Ma. Now as I think about her, I’m amazed that she was able to function at all. Back then, all I knew as a needy child was my neediness, especially for being physically close to my mother. But she must have unwittingly fostered that need. My parents had suffered the agony of losing a child only a few weeks old, a child born before me. Ma would later tell me that doctors had advised her to have another child. I was that child.
They carried on in true post-WWII style. Ma put Easter Baskets out in the spring, decorated Christmas trees in December, made cakes and celebrated birthdays. They, she, got on with living.
No, there wasn’t any Easter day church service attendance for us, but there was a sort of deep sentiment pulling us all together on special days, days I’m sure were very reverential for my parents as they coped with grief neither fully recovered from.
Although my mother had a sister and brother close by, within easy walking distance, with many cousins around our ages, we didn’t share in a family meal or even a visit. I don’t know how we spent the day, but I do recall a traditional meal of baked ham, mashed potatoes, and peas. Assuredly, there was a pie or two from the Cushman Baker.
At school, as we counted down the days to Easter weekend, we were given mimeographed coloring pages. Fresh from the mimeograph machine, we deeply inhale the chemicals emanating from the paper. We were in ecstasy.
The pages were pictures of fluffy bunnies and ducks, floral wrapped crucifixes and eggs waiting for our artistic efforts. I was the type of colorist who outlined all the images in a corresponding color before filling in the images while trying to control a fat crayon with no point on the end (or, maybe we were high from the poison laced coloring pages).

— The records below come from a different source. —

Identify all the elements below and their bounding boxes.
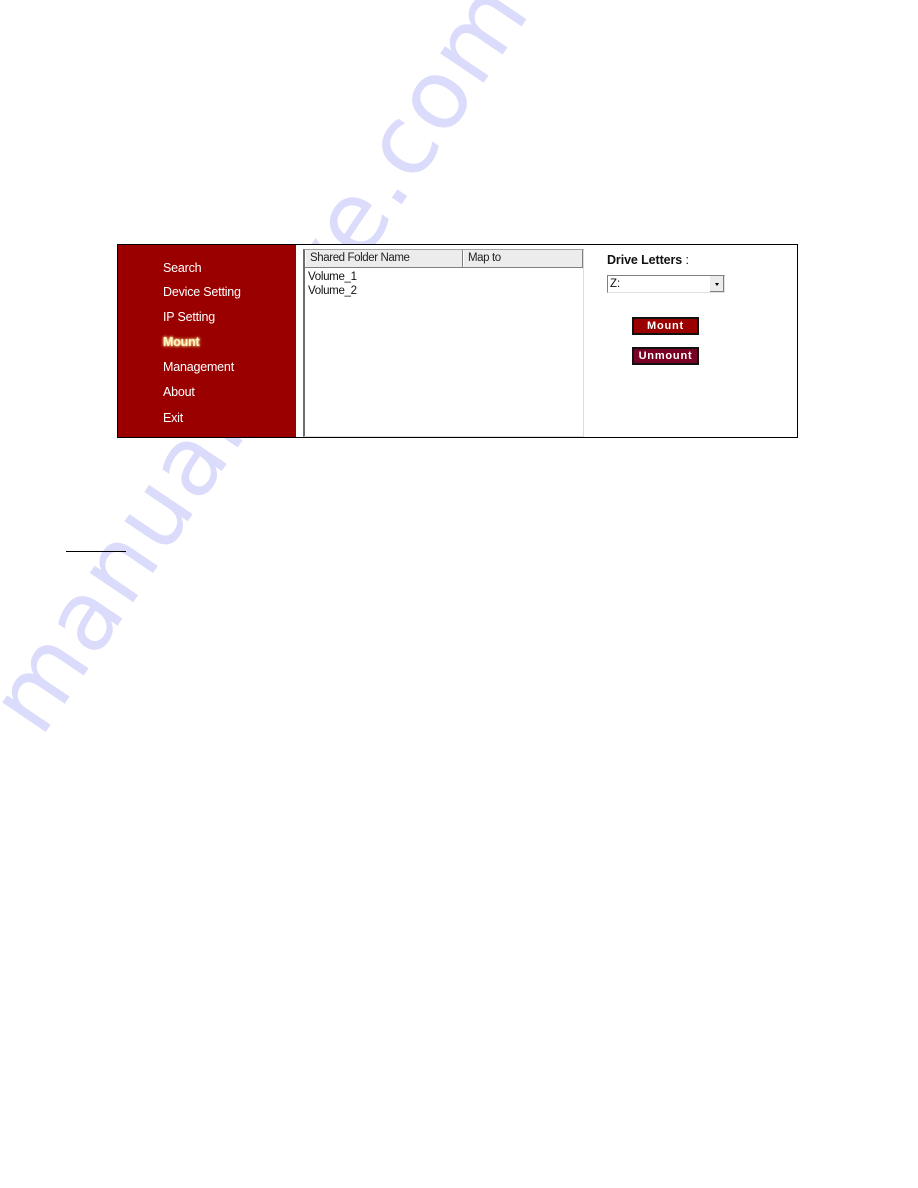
- sidebar-item-management[interactable]: Management: [163, 360, 234, 374]
- sidebar-divider: [296, 245, 300, 437]
- drive-letter-select[interactable]: Z:: [607, 275, 725, 293]
- column-header-map-to[interactable]: Map to: [463, 250, 583, 267]
- drive-letters-label: Drive Letters :: [607, 253, 689, 267]
- list-item[interactable]: Volume_2: [308, 284, 357, 298]
- list-item[interactable]: Volume_1: [308, 270, 357, 284]
- sidebar-item-about[interactable]: About: [163, 385, 195, 399]
- list-body: Volume_1 Volume_2: [308, 270, 357, 298]
- mount-button[interactable]: Mount: [632, 317, 699, 335]
- chevron-down-icon[interactable]: [709, 276, 724, 292]
- sidebar-item-search[interactable]: Search: [163, 261, 202, 275]
- drive-letters-label-text: Drive Letters: [607, 253, 683, 267]
- drive-letter-value: Z:: [610, 278, 621, 290]
- underline-divider: [66, 551, 126, 552]
- mount-screen-window: Search Device Setting IP Setting Mount M…: [117, 244, 798, 438]
- column-header-shared-folder-name[interactable]: Shared Folder Name: [305, 250, 463, 267]
- sidebar-item-ip-setting[interactable]: IP Setting: [163, 310, 215, 324]
- shared-folder-list[interactable]: Shared Folder Name Map to Volume_1 Volum…: [303, 249, 584, 437]
- sidebar-nav: Search Device Setting IP Setting Mount M…: [118, 245, 296, 437]
- drive-letters-label-colon: :: [682, 253, 689, 267]
- unmount-button[interactable]: Unmount: [632, 347, 699, 365]
- list-header: Shared Folder Name Map to: [305, 250, 583, 268]
- sidebar-item-device-setting[interactable]: Device Setting: [163, 285, 241, 299]
- sidebar-item-mount[interactable]: Mount: [163, 335, 200, 349]
- sidebar-item-exit[interactable]: Exit: [163, 411, 183, 425]
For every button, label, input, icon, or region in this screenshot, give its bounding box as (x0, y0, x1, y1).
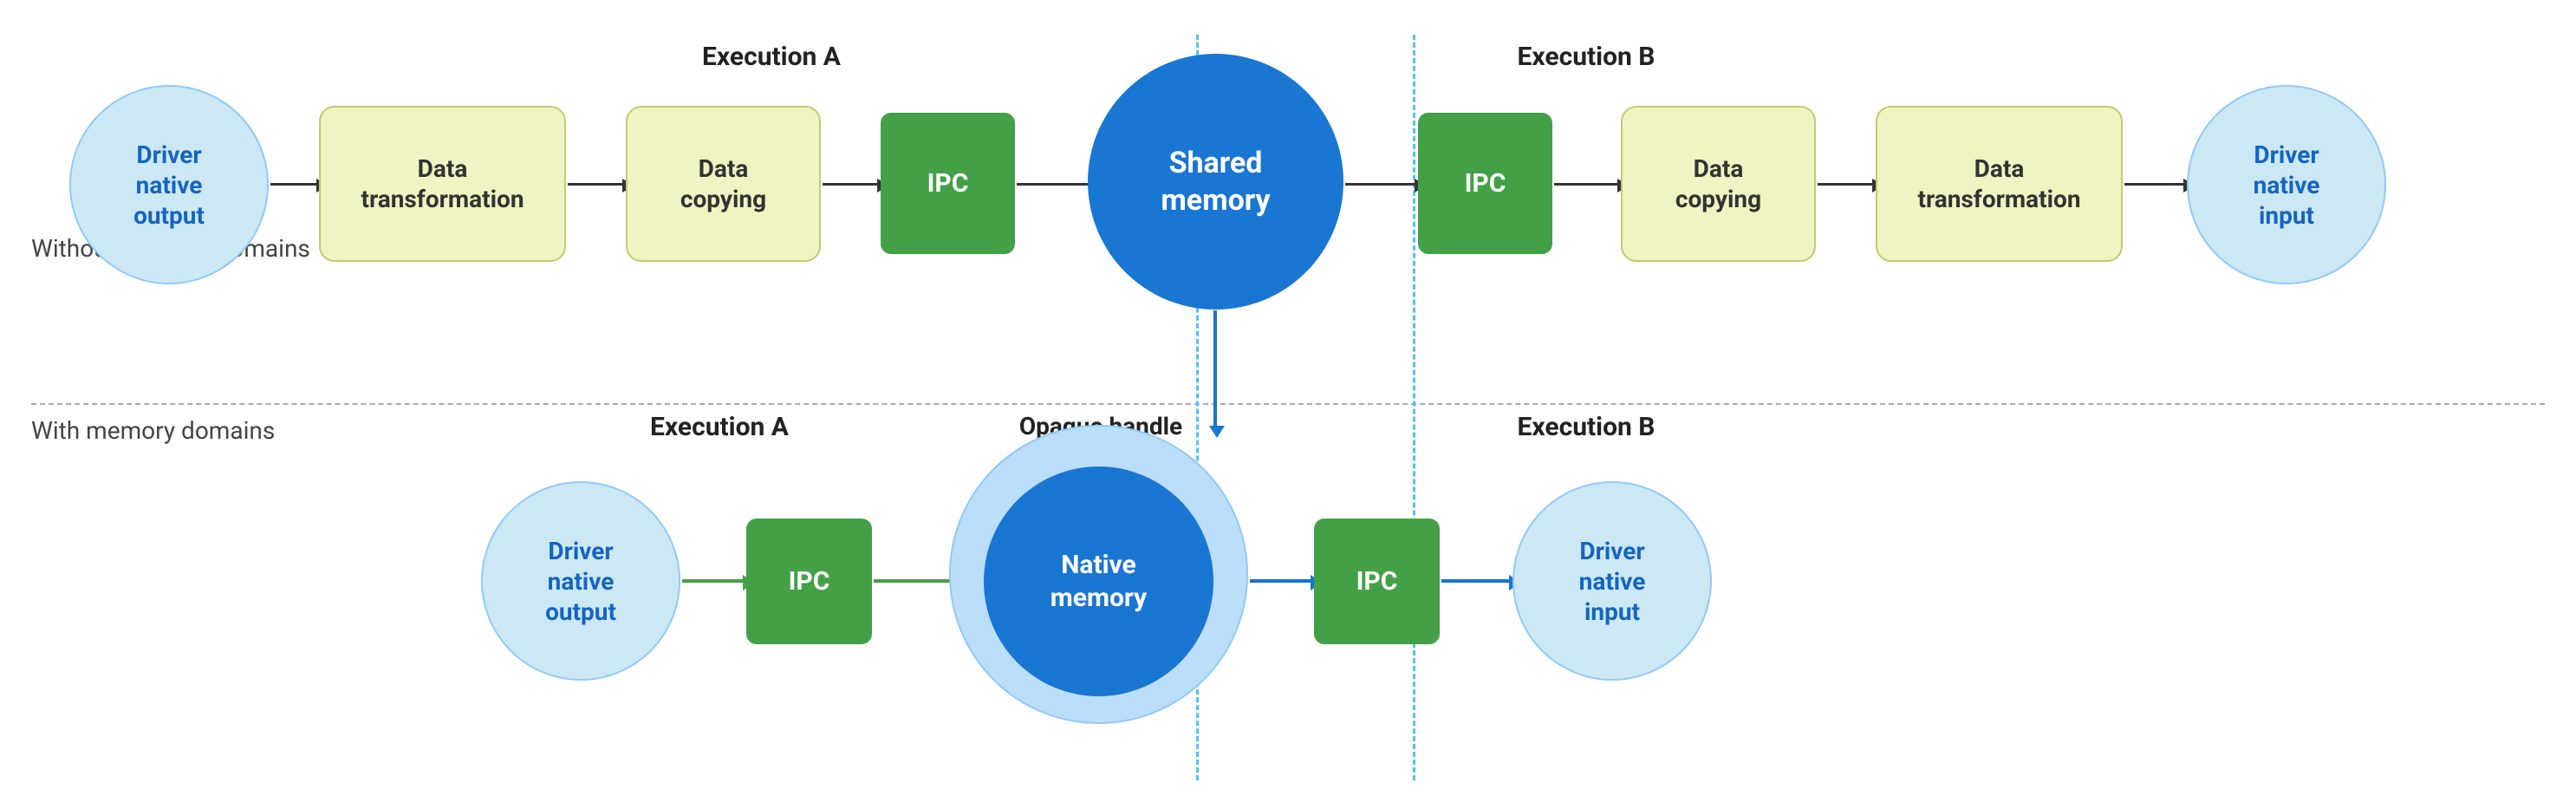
arrow-3 (823, 183, 879, 186)
arrow-b3 (1250, 579, 1312, 583)
arrow-8 (2124, 183, 2185, 186)
data-copying-1: Datacopying (626, 106, 821, 262)
ipc-4: IPC (1314, 519, 1440, 644)
with-label: With memory domains (31, 416, 275, 445)
exec-a-bottom-label: Execution A (607, 412, 832, 442)
arrow-5 (1345, 183, 1416, 186)
arrow-b2 (874, 579, 956, 583)
ipc-2: IPC (1418, 113, 1552, 254)
arrow-b4 (1441, 579, 1511, 583)
arrow-2 (568, 183, 624, 186)
native-memory: Nativememory (984, 467, 1213, 696)
ipc-1: IPC (881, 113, 1015, 254)
arrow-b1 (682, 579, 745, 583)
section-divider (31, 403, 2545, 405)
data-transformation-2: Datatransformation (1876, 106, 2123, 262)
exec-b-top-label: Execution B (1473, 42, 1699, 72)
driver-native-output-bottom: Drivernativeoutput (481, 481, 680, 681)
right-vline (1413, 35, 1415, 780)
data-transformation-1: Datatransformation (319, 106, 566, 262)
driver-native-input-bottom: Drivernativeinput (1512, 481, 1712, 681)
driver-native-input-top: Drivernativeinput (2187, 85, 2386, 284)
ipc-3: IPC (746, 519, 872, 644)
arrow-1 (270, 183, 318, 186)
shared-to-native-arrow (1213, 310, 1217, 427)
exec-b-bottom-label: Execution B (1473, 412, 1699, 442)
data-copying-2: Datacopying (1621, 106, 1816, 262)
diagram-container: Without memory domains With memory domai… (0, 0, 2576, 796)
arrow-6 (1554, 183, 1619, 186)
arrow-7 (1818, 183, 1874, 186)
driver-native-output-top: Drivernativeoutput (69, 85, 269, 284)
exec-a-top-label: Execution A (659, 42, 884, 72)
shared-memory: Sharedmemory (1088, 54, 1343, 310)
arrow-4 (1017, 183, 1099, 186)
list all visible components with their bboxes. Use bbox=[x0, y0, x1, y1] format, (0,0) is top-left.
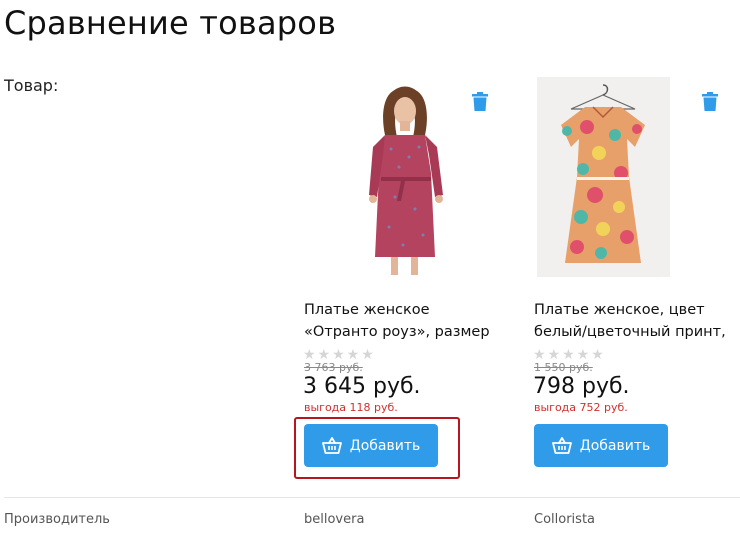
old-price-1: 3 763 руб. bbox=[304, 361, 363, 374]
product-name-2-line2: белый/цветочный принт, bbox=[534, 324, 726, 340]
manufacturer-label: Производитель bbox=[4, 512, 110, 527]
page-title: Сравнение товаров bbox=[4, 4, 337, 42]
trash-icon[interactable] bbox=[472, 92, 488, 111]
price-2: 798 руб. bbox=[533, 374, 630, 399]
manufacturer-value-2: Collorista bbox=[534, 512, 596, 527]
rating-stars-2: ★★★★★ bbox=[533, 347, 606, 363]
divider bbox=[4, 497, 740, 498]
price-1: 3 645 руб. bbox=[303, 374, 421, 399]
product-image-2[interactable] bbox=[537, 77, 670, 277]
manufacturer-value-1: bellovera bbox=[304, 512, 365, 527]
saving-1: выгода 118 руб. bbox=[304, 401, 398, 414]
add-button-label: Добавить bbox=[579, 437, 651, 454]
product-row-label: Товар: bbox=[4, 76, 59, 95]
product-name-1-line2: «Отранто роуз», размер bbox=[304, 324, 490, 340]
product-name-1[interactable]: Платье женское «Отранто роуз», размер bbox=[304, 299, 504, 345]
highlight-box bbox=[294, 417, 460, 479]
rating-stars-1: ★★★★★ bbox=[303, 347, 376, 363]
trash-icon[interactable] bbox=[702, 92, 718, 111]
product-name-2[interactable]: Платье женское, цвет белый/цветочный при… bbox=[534, 299, 734, 345]
add-to-cart-button-2[interactable]: Добавить bbox=[534, 424, 668, 467]
product-image-1[interactable] bbox=[339, 77, 472, 277]
product-name-2-line1: Платье женское, цвет bbox=[534, 302, 705, 318]
old-price-2: 1 550 руб. bbox=[534, 361, 593, 374]
saving-2: выгода 752 руб. bbox=[534, 401, 628, 414]
basket-icon bbox=[551, 437, 572, 454]
product-name-1-line1: Платье женское bbox=[304, 302, 430, 318]
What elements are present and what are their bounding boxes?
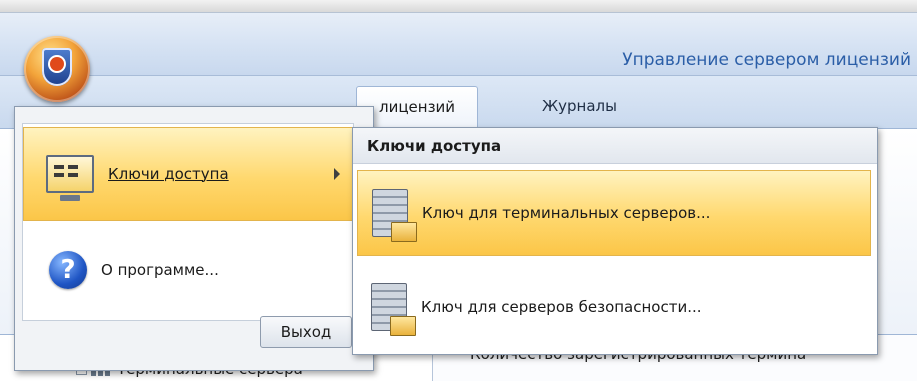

On good Friday, long before it was a day off from school, we gathered up all our artwork and brought them home for display on refrigerators across town. I was very proud of my coloring talent. Decades later, Ma would keep coloring books and crayons at the ready just in case a great-grandchild came to visit. Coloring must be in our blood.
Easter hails new beginnings, the emergence of new life, spring blooms everywhere. For me, it is a time when I remember snuggling up to my mother for warmth and comfort. With her ample arm wrapped around my narrow shoulders, all was well with my soul. I hope during those brief moments she found peace and comfort too.